The book's third theme looks closely in several chapters at the impacts of systemic racism on the Black residents of Detroit over the past century, forced by hostile Whites into overcrowded housing, their children squeezed into resegregated schools, toiling at low-paid menial jobs, denied quality health care, with little chance of escape from generations--centuries, in fact--of poverty. Documenting these damaging conditions, I ask: "If we can't find solutions for Detroit, we can't find them for the nation as a whole."

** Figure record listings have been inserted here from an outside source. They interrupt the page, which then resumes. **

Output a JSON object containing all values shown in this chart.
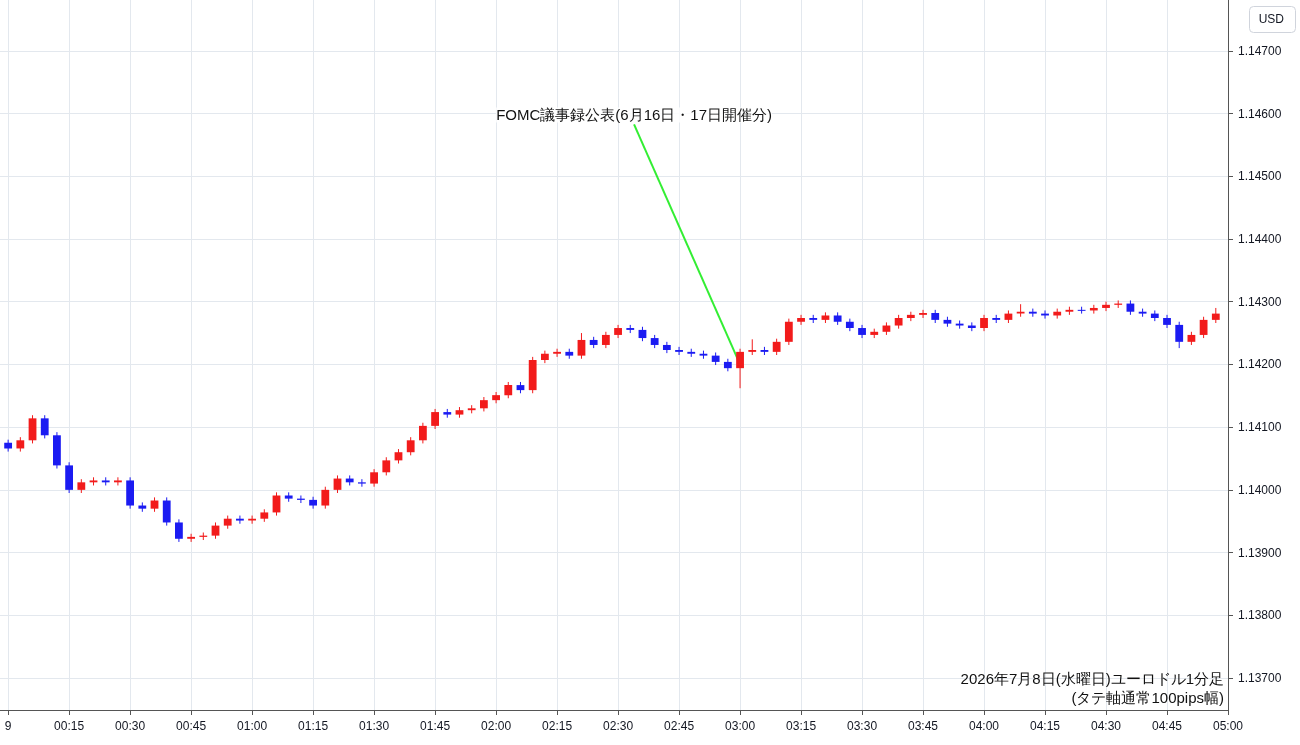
{
  "chart_data": {
    "type": "candlestick",
    "ylabel": "USD",
    "x": [
      "2026-07-09T00:00",
      "2026-07-09T00:03",
      "2026-07-09T00:06",
      "2026-07-09T00:09",
      "2026-07-09T00:12",
      "2026-07-09T00:15",
      "2026-07-09T00:18",
      "2026-07-09T00:21",
      "2026-07-09T00:24",
      "2026-07-09T00:27",
      "2026-07-09T00:30",
      "2026-07-09T00:33",
      "2026-07-09T00:36",
      "2026-07-09T00:39",
      "2026-07-09T00:42",
      "2026-07-09T00:45",
      "2026-07-09T00:48",
      "2026-07-09T00:51",
      "2026-07-09T00:54",
      "2026-07-09T00:57",
      "2026-07-09T01:00",
      "2026-07-09T01:03",
      "2026-07-09T01:06",
      "2026-07-09T01:09",
      "2026-07-09T01:12",
      "2026-07-09T01:15",
      "2026-07-09T01:18",
      "2026-07-09T01:21",
      "2026-07-09T01:24",
      "2026-07-09T01:27",
      "2026-07-09T01:30",
      "2026-07-09T01:33",
      "2026-07-09T01:36",
      "2026-07-09T01:39",
      "2026-07-09T01:42",
      "2026-07-09T01:45",
      "2026-07-09T01:48",
      "2026-07-09T01:51",
      "2026-07-09T01:54",
      "2026-07-09T01:57",
      "2026-07-09T02:00",
      "2026-07-09T02:03",
      "2026-07-09T02:06",
      "2026-07-09T02:09",
      "2026-07-09T02:12",
      "2026-07-09T02:15",
      "2026-07-09T02:18",
      "2026-07-09T02:21",
      "2026-07-09T02:24",
      "2026-07-09T02:27",
      "2026-07-09T02:30",
      "2026-07-09T02:33",
      "2026-07-09T02:36",
      "2026-07-09T02:39",
      "2026-07-09T02:42",
      "2026-07-09T02:45",
      "2026-07-09T02:48",
      "2026-07-09T02:51",
      "2026-07-09T02:54",
      "2026-07-09T02:57",
      "2026-07-09T03:00",
      "2026-07-09T03:03",
      "2026-07-09T03:06",
      "2026-07-09T03:09",
      "2026-07-09T03:12",
      "2026-07-09T03:15",
      "2026-07-09T03:18",
      "2026-07-09T03:21",
      "2026-07-09T03:24",
      "2026-07-09T03:27",
      "2026-07-09T03:30",
      "2026-07-09T03:33",
      "2026-07-09T03:36",
      "2026-07-09T03:39",
      "2026-07-09T03:42",
      "2026-07-09T03:45",
      "2026-07-09T03:48",
      "2026-07-09T03:51",
      "2026-07-09T03:54",
      "2026-07-09T03:57",
      "2026-07-09T04:00",
      "2026-07-09T04:03",
      "2026-07-09T04:06",
      "2026-07-09T04:09",
      "2026-07-09T04:12",
      "2026-07-09T04:15",
      "2026-07-09T04:18",
      "2026-07-09T04:21",
      "2026-07-09T04:24",
      "2026-07-09T04:27",
      "2026-07-09T04:30",
      "2026-07-09T04:33",
      "2026-07-09T04:36",
      "2026-07-09T04:39",
      "2026-07-09T04:42",
      "2026-07-09T04:45",
      "2026-07-09T04:48",
      "2026-07-09T04:51",
      "2026-07-09T04:54",
      "2026-07-09T04:57"
    ],
    "ohlc": [
      [
        1.14075,
        1.1408,
        1.14061,
        1.14066
      ],
      [
        1.14066,
        1.14084,
        1.14061,
        1.14079
      ],
      [
        1.14079,
        1.14119,
        1.14074,
        1.14114
      ],
      [
        1.14114,
        1.14119,
        1.14082,
        1.14087
      ],
      [
        1.14087,
        1.14092,
        1.14034,
        1.14039
      ],
      [
        1.14039,
        1.14044,
        1.13995,
        1.14
      ],
      [
        1.14,
        1.14017,
        1.13995,
        1.14012
      ],
      [
        1.14012,
        1.1402,
        1.14007,
        1.14015
      ],
      [
        1.14015,
        1.1402,
        1.14007,
        1.14012
      ],
      [
        1.14012,
        1.1402,
        1.14007,
        1.14015
      ],
      [
        1.14015,
        1.1402,
        1.1397,
        1.13975
      ],
      [
        1.13975,
        1.1398,
        1.13965,
        1.1397
      ],
      [
        1.1397,
        1.13988,
        1.13965,
        1.13983
      ],
      [
        1.13983,
        1.13988,
        1.13943,
        1.13948
      ],
      [
        1.13948,
        1.13953,
        1.13917,
        1.13922
      ],
      [
        1.13922,
        1.1393,
        1.13917,
        1.13925
      ],
      [
        1.13925,
        1.13932,
        1.1392,
        1.13927
      ],
      [
        1.13927,
        1.13948,
        1.13922,
        1.13943
      ],
      [
        1.13943,
        1.13959,
        1.13938,
        1.13954
      ],
      [
        1.13954,
        1.13959,
        1.13946,
        1.13951
      ],
      [
        1.13951,
        1.13959,
        1.13946,
        1.13954
      ],
      [
        1.13954,
        1.13969,
        1.13949,
        1.13964
      ],
      [
        1.13964,
        1.13996,
        1.13959,
        1.13991
      ],
      [
        1.13991,
        1.13996,
        1.13981,
        1.13986
      ],
      [
        1.13986,
        1.13991,
        1.13979,
        1.13984
      ],
      [
        1.13984,
        1.13989,
        1.1397,
        1.13975
      ],
      [
        1.13975,
        1.14005,
        1.1397,
        1.14
      ],
      [
        1.14,
        1.14023,
        1.13995,
        1.14018
      ],
      [
        1.14018,
        1.14023,
        1.14007,
        1.14012
      ],
      [
        1.14012,
        1.14017,
        1.14005,
        1.1401
      ],
      [
        1.1401,
        1.14033,
        1.14005,
        1.14028
      ],
      [
        1.14028,
        1.14052,
        1.14023,
        1.14047
      ],
      [
        1.14047,
        1.14065,
        1.14042,
        1.1406
      ],
      [
        1.1406,
        1.14084,
        1.14055,
        1.14079
      ],
      [
        1.14079,
        1.14107,
        1.14074,
        1.14102
      ],
      [
        1.14102,
        1.14129,
        1.14097,
        1.14124
      ],
      [
        1.14124,
        1.14129,
        1.14115,
        1.1412
      ],
      [
        1.1412,
        1.14132,
        1.14115,
        1.14127
      ],
      [
        1.14127,
        1.14135,
        1.14122,
        1.1413
      ],
      [
        1.1413,
        1.14148,
        1.14125,
        1.14143
      ],
      [
        1.14143,
        1.14156,
        1.14138,
        1.14151
      ],
      [
        1.14151,
        1.14172,
        1.14146,
        1.14167
      ],
      [
        1.14167,
        1.14172,
        1.14154,
        1.14159
      ],
      [
        1.14159,
        1.14212,
        1.14154,
        1.14207
      ],
      [
        1.14207,
        1.14222,
        1.14202,
        1.14217
      ],
      [
        1.14217,
        1.14225,
        1.14212,
        1.1422
      ],
      [
        1.1422,
        1.14225,
        1.14209,
        1.14214
      ],
      [
        1.14214,
        1.1425,
        1.14209,
        1.14239
      ],
      [
        1.14239,
        1.14244,
        1.14226,
        1.14231
      ],
      [
        1.14231,
        1.14252,
        1.14226,
        1.14247
      ],
      [
        1.14247,
        1.14263,
        1.14242,
        1.14258
      ],
      [
        1.14258,
        1.14263,
        1.1425,
        1.14255
      ],
      [
        1.14255,
        1.1426,
        1.14237,
        1.14242
      ],
      [
        1.14242,
        1.14247,
        1.14226,
        1.14231
      ],
      [
        1.14231,
        1.14236,
        1.14218,
        1.14223
      ],
      [
        1.14223,
        1.14228,
        1.14215,
        1.1422
      ],
      [
        1.1422,
        1.14225,
        1.14212,
        1.14217
      ],
      [
        1.14217,
        1.14222,
        1.14209,
        1.14214
      ],
      [
        1.14214,
        1.14219,
        1.14199,
        1.14204
      ],
      [
        1.14204,
        1.14209,
        1.14189,
        1.14194
      ],
      [
        1.14194,
        1.14225,
        1.14162,
        1.1422
      ],
      [
        1.1422,
        1.1424,
        1.14215,
        1.14223
      ],
      [
        1.14223,
        1.14228,
        1.14215,
        1.1422
      ],
      [
        1.1422,
        1.14241,
        1.14215,
        1.14236
      ],
      [
        1.14236,
        1.14273,
        1.14231,
        1.14268
      ],
      [
        1.14268,
        1.14279,
        1.14263,
        1.14274
      ],
      [
        1.14274,
        1.14279,
        1.14266,
        1.14271
      ],
      [
        1.14271,
        1.14283,
        1.14266,
        1.14278
      ],
      [
        1.14278,
        1.14283,
        1.14263,
        1.14268
      ],
      [
        1.14268,
        1.14273,
        1.14253,
        1.14258
      ],
      [
        1.14258,
        1.14263,
        1.14242,
        1.14247
      ],
      [
        1.14247,
        1.14257,
        1.14242,
        1.14252
      ],
      [
        1.14252,
        1.14267,
        1.14247,
        1.14262
      ],
      [
        1.14262,
        1.14279,
        1.14257,
        1.14274
      ],
      [
        1.14274,
        1.14284,
        1.14269,
        1.14279
      ],
      [
        1.14279,
        1.14287,
        1.14274,
        1.14282
      ],
      [
        1.14282,
        1.14287,
        1.14266,
        1.14271
      ],
      [
        1.14271,
        1.14276,
        1.1426,
        1.14265
      ],
      [
        1.14265,
        1.1427,
        1.14257,
        1.14262
      ],
      [
        1.14262,
        1.14267,
        1.14253,
        1.14258
      ],
      [
        1.14258,
        1.14279,
        1.14253,
        1.14274
      ],
      [
        1.14274,
        1.14279,
        1.14266,
        1.14271
      ],
      [
        1.14271,
        1.14286,
        1.14266,
        1.14281
      ],
      [
        1.14281,
        1.14296,
        1.14276,
        1.14284
      ],
      [
        1.14284,
        1.14289,
        1.14276,
        1.14281
      ],
      [
        1.14281,
        1.14286,
        1.14273,
        1.14278
      ],
      [
        1.14278,
        1.14289,
        1.14273,
        1.14284
      ],
      [
        1.14284,
        1.14292,
        1.14279,
        1.14287
      ],
      [
        1.14287,
        1.14292,
        1.14281,
        1.14286
      ],
      [
        1.14286,
        1.14295,
        1.14281,
        1.1429
      ],
      [
        1.1429,
        1.143,
        1.14285,
        1.14295
      ],
      [
        1.14295,
        1.14302,
        1.1429,
        1.14297
      ],
      [
        1.14297,
        1.14302,
        1.14279,
        1.14284
      ],
      [
        1.14284,
        1.14289,
        1.14276,
        1.14281
      ],
      [
        1.14281,
        1.14286,
        1.14269,
        1.14274
      ],
      [
        1.14274,
        1.14279,
        1.14258,
        1.14263
      ],
      [
        1.14263,
        1.14268,
        1.14226,
        1.14236
      ],
      [
        1.14236,
        1.14252,
        1.14231,
        1.14247
      ],
      [
        1.14247,
        1.14276,
        1.14242,
        1.14271
      ],
      [
        1.14271,
        1.1429,
        1.14266,
        1.14281
      ]
    ],
    "colors": [
      "#1b1bf2",
      "#f21b1b",
      "#f21b1b",
      "#1b1bf2",
      "#1b1bf2",
      "#1b1bf2",
      "#f21b1b",
      "#f21b1b",
      "#1b1bf2",
      "#f21b1b",
      "#1b1bf2",
      "#1b1bf2",
      "#f21b1b",
      "#1b1bf2",
      "#1b1bf2",
      "#f21b1b",
      "#f21b1b",
      "#f21b1b",
      "#f21b1b",
      "#1b1bf2",
      "#f21b1b",
      "#f21b1b",
      "#f21b1b",
      "#1b1bf2",
      "#1b1bf2",
      "#1b1bf2",
      "#f21b1b",
      "#f21b1b",
      "#1b1bf2",
      "#1b1bf2",
      "#f21b1b",
      "#f21b1b",
      "#f21b1b",
      "#f21b1b",
      "#f21b1b",
      "#f21b1b",
      "#1b1bf2",
      "#f21b1b",
      "#f21b1b",
      "#f21b1b",
      "#f21b1b",
      "#f21b1b",
      "#1b1bf2",
      "#f21b1b",
      "#f21b1b",
      "#f21b1b",
      "#1b1bf2",
      "#f21b1b",
      "#1b1bf2",
      "#f21b1b",
      "#f21b1b",
      "#1b1bf2",
      "#1b1bf2",
      "#1b1bf2",
      "#1b1bf2",
      "#1b1bf2",
      "#1b1bf2",
      "#1b1bf2",
      "#1b1bf2",
      "#1b1bf2",
      "#f21b1b",
      "#f21b1b",
      "#1b1bf2",
      "#f21b1b",
      "#f21b1b",
      "#f21b1b",
      "#1b1bf2",
      "#f21b1b",
      "#1b1bf2",
      "#1b1bf2",
      "#1b1bf2",
      "#f21b1b",
      "#f21b1b",
      "#f21b1b",
      "#f21b1b",
      "#f21b1b",
      "#1b1bf2",
      "#1b1bf2",
      "#1b1bf2",
      "#1b1bf2",
      "#f21b1b",
      "#1b1bf2",
      "#f21b1b",
      "#f21b1b",
      "#1b1bf2",
      "#1b1bf2",
      "#f21b1b",
      "#f21b1b",
      "#1b1bf2",
      "#f21b1b",
      "#f21b1b",
      "#f21b1b",
      "#1b1bf2",
      "#1b1bf2",
      "#1b1bf2",
      "#1b1bf2",
      "#1b1bf2",
      "#f21b1b",
      "#f21b1b",
      "#f21b1b"
    ],
    "xlim": [
      "2026-07-08T23:58",
      "2026-07-09T05:00"
    ],
    "xticks": [
      {
        "value": "2026-07-09T00:00",
        "label": "9"
      },
      {
        "value": "2026-07-09T00:15",
        "label": "00:15"
      },
      {
        "value": "2026-07-09T00:30",
        "label": "00:30"
      },
      {
        "value": "2026-07-09T00:45",
        "label": "00:45"
      },
      {
        "value": "2026-07-09T01:00",
        "label": "01:00"
      },
      {
        "value": "2026-07-09T01:15",
        "label": "01:15"
      },
      {
        "value": "2026-07-09T01:30",
        "label": "01:30"
      },
      {
        "value": "2026-07-09T01:45",
        "label": "01:45"
      },
      {
        "value": "2026-07-09T02:00",
        "label": "02:00"
      },
      {
        "value": "2026-07-09T02:15",
        "label": "02:15"
      },
      {
        "value": "2026-07-09T02:30",
        "label": "02:30"
      },
      {
        "value": "2026-07-09T02:45",
        "label": "02:45"
      },
      {
        "value": "2026-07-09T03:00",
        "label": "03:00"
      },
      {
        "value": "2026-07-09T03:15",
        "label": "03:15"
      },
      {
        "value": "2026-07-09T03:30",
        "label": "03:30"
      },
      {
        "value": "2026-07-09T03:45",
        "label": "03:45"
      },
      {
        "value": "2026-07-09T04:00",
        "label": "04:00"
      },
      {
        "value": "2026-07-09T04:15",
        "label": "04:15"
      },
      {
        "value": "2026-07-09T04:30",
        "label": "04:30"
      },
      {
        "value": "2026-07-09T04:45",
        "label": "04:45"
      },
      {
        "value": "2026-07-09T05:00",
        "label": "05:00"
      }
    ],
    "ylim": [
      1.13649,
      1.14781
    ],
    "yticks": [
      {
        "value": 1.137,
        "label": "1.13700"
      },
      {
        "value": 1.138,
        "label": "1.13800"
      },
      {
        "value": 1.139,
        "label": "1.13900"
      },
      {
        "value": 1.14,
        "label": "1.14000"
      },
      {
        "value": 1.141,
        "label": "1.14100"
      },
      {
        "value": 1.142,
        "label": "1.14200"
      },
      {
        "value": 1.143,
        "label": "1.14300"
      },
      {
        "value": 1.144,
        "label": "1.14400"
      },
      {
        "value": 1.145,
        "label": "1.14500"
      },
      {
        "value": 1.146,
        "label": "1.14600"
      },
      {
        "value": 1.147,
        "label": "1.14700"
      }
    ],
    "grid": true,
    "annotations": [
      {
        "text": "FOMC議事録公表(6月16日・17日開催分)",
        "x": "2026-07-09T03:00",
        "y": 1.142
      },
      "2026年7月8日(水曜日)ユーロドル1分足",
      "(タテ軸通常100pips幅)"
    ]
  }
}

This is an important and timely book in this period of attacks on teaching the real and disturbing history of American racism, of which most White people are ignorant or indifferent. I'm pleased that Congressman Jamie Raskin (a former constitutional law professor) calls the book "mesmerizing and electrifying" and "achingly poignant," and that Erwin Chemerinsky, Dean of the UC Berkeley Law School, calls it "stunning" and urges that "at a time when society is trying to confront racial injustices, this beautifully written book is a must read." My challenge: read it and decide for yourself if it gives you a new perspective on America's oldest and most deadly crime against humanity, the racism of White Men's Law.